This is an easy pasta dish for busy weekday nights. Loaded in Omega 3’s and high on the antioxidant factor, this dish is bursting with flavour and Italian punch minus the heaviness of gluten.
- 2-3 tbsp. Anchovy paste
- 3 garlic cloves, peeled and minced
- 2 tbsp. olive oil
- 1/2 cup water
- 1 tbsp. tomato paste
- 1 onion, peeled and cut into thin crescents
- 1/2 head cauliflower, florets
- 6-7 black olives, pitted and sliced thin
- 1 tbsp. capers
- 15 ounce glass jar of diced tomatoes—no can tomatoes please. BPA leaches to tomatoes.

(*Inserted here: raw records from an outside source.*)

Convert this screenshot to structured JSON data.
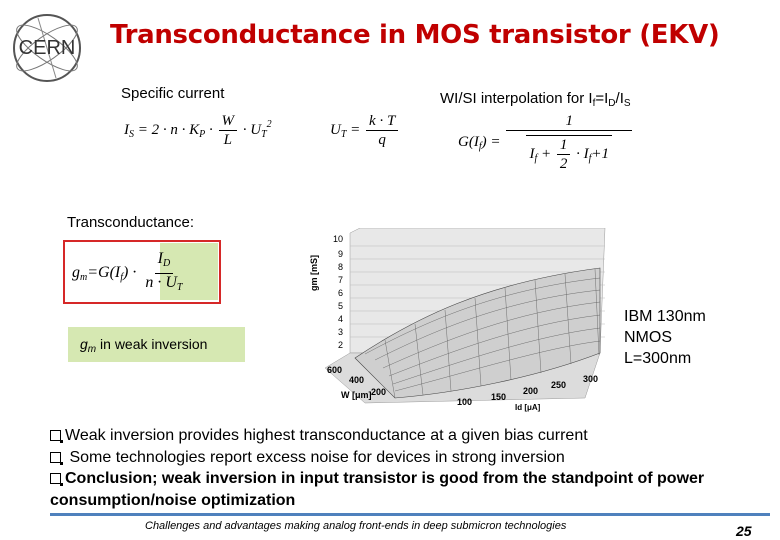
{
  "logo_text": "CERN",
  "title": "Transconductance in MOS transistor (EKV)",
  "specific_current": {
    "label": "Specific current",
    "Is": "I",
    "Is_sub": "S",
    "eq": "= 2 · n · K",
    "Kp_sub": "P",
    "dot": " · ",
    "W": "W",
    "L": "L",
    "UT": "· U",
    "UT_sub": "T",
    "UT_sup": "2",
    "Ut_lhs": "U",
    "Ut_lhs_sub": "T",
    "Ut_eq": "=",
    "kT": "k · T",
    "q": "q"
  },
  "interpolation": {
    "label_prefix": "WI/SI interpolation for I",
    "sub_f": "f",
    "eq_part": "=I",
    "sub_D": "D",
    "slash": "/I",
    "sub_S": "S",
    "G": "G(I",
    "G_sub": "f",
    "G_close": ") =",
    "one": "1",
    "sqrt_If": "I",
    "sqrt_If_sub": "f",
    "plus1": "+",
    "half_num": "1",
    "half_den": "2",
    "dot": "·",
    "sqrt_If2": "I",
    "sqrt_If2_sub": "f",
    "plus_one": "+1"
  },
  "transconductance": {
    "label": "Transconductance:",
    "gm": "g",
    "gm_sub": "m",
    "eq": "=G(I",
    "eq_sub": "f",
    "eq_close": ") ·",
    "num": "I",
    "num_sub": "D",
    "den": "n · U",
    "den_sub": "T"
  },
  "weak_inversion": {
    "gm": "g",
    "gm_sub": "m",
    "text": " in weak inversion"
  },
  "plot": {
    "z_label": "gm [mS]",
    "z_ticks": [
      "10",
      "9",
      "8",
      "7",
      "6",
      "5",
      "4",
      "3",
      "2"
    ],
    "w_label": "W [μm]",
    "w_ticks": [
      "600",
      "400",
      "200"
    ],
    "id_label": "Id [μA]",
    "id_ticks": [
      "100",
      "150",
      "200",
      "250",
      "300"
    ]
  },
  "ibm_note": [
    "IBM 130nm",
    "NMOS",
    "L=300nm"
  ],
  "bullets": [
    {
      "text": "Weak inversion provides highest transconductance at a given bias current",
      "bold": false
    },
    {
      "text": " Some technologies report excess noise for devices in strong inversion",
      "bold": false
    },
    {
      "text": "Conclusion; weak inversion in input transistor is good from the standpoint of power consumption/noise optimization",
      "bold": true
    }
  ],
  "footer": "Challenges and advantages making analog front-ends in deep submicron technologies",
  "page_number": "25",
  "colors": {
    "title": "#c00000",
    "highlight": "#d6e8b2",
    "box_border": "#d62828",
    "footer_line": "#4f81bd"
  }
}
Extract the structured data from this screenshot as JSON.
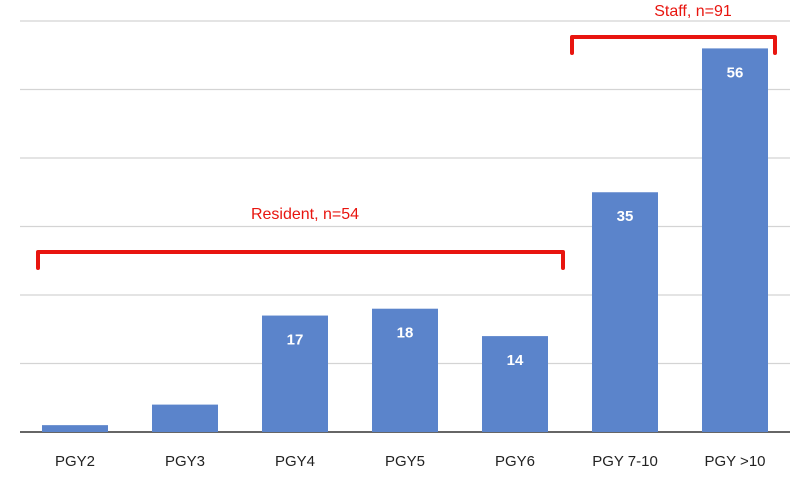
{
  "chart_data": {
    "type": "bar",
    "categories": [
      "PGY2",
      "PGY3",
      "PGY4",
      "PGY5",
      "PGY6",
      "PGY 7-10",
      "PGY >10"
    ],
    "values": [
      1,
      4,
      17,
      18,
      14,
      35,
      56
    ],
    "color": "#5b84cb",
    "ylim": [
      0,
      60
    ],
    "yticks": [
      0,
      10,
      20,
      30,
      40,
      50,
      60
    ],
    "grid": true,
    "annotations": [
      {
        "text": "Resident, n=54"
      },
      {
        "text": "Staff, n=91"
      }
    ],
    "annotation_color": "#e8150f"
  }
}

- 2 tbsp. fresh basil, minced
- 1 tsp. oregano
- 1 tsp. thyme
- Sea Salt
- Quinoa or rice pasta
- Grated Parm cheese, optional
Saute anchovy paste, garlic and onion in olive oil for 2-3 minutes. Combine tomato paste and water and add to the pan. Toss in cauliflower florets, capers, basil, tomatoes, oregano, thyme, olives, and a pinch of sea salt. Cover and cook on a medium heat until cauliflower is soft (7-10 minutes). Pour sauce and vegetables over cooked pasta. Garnish with grated cheese if you wish.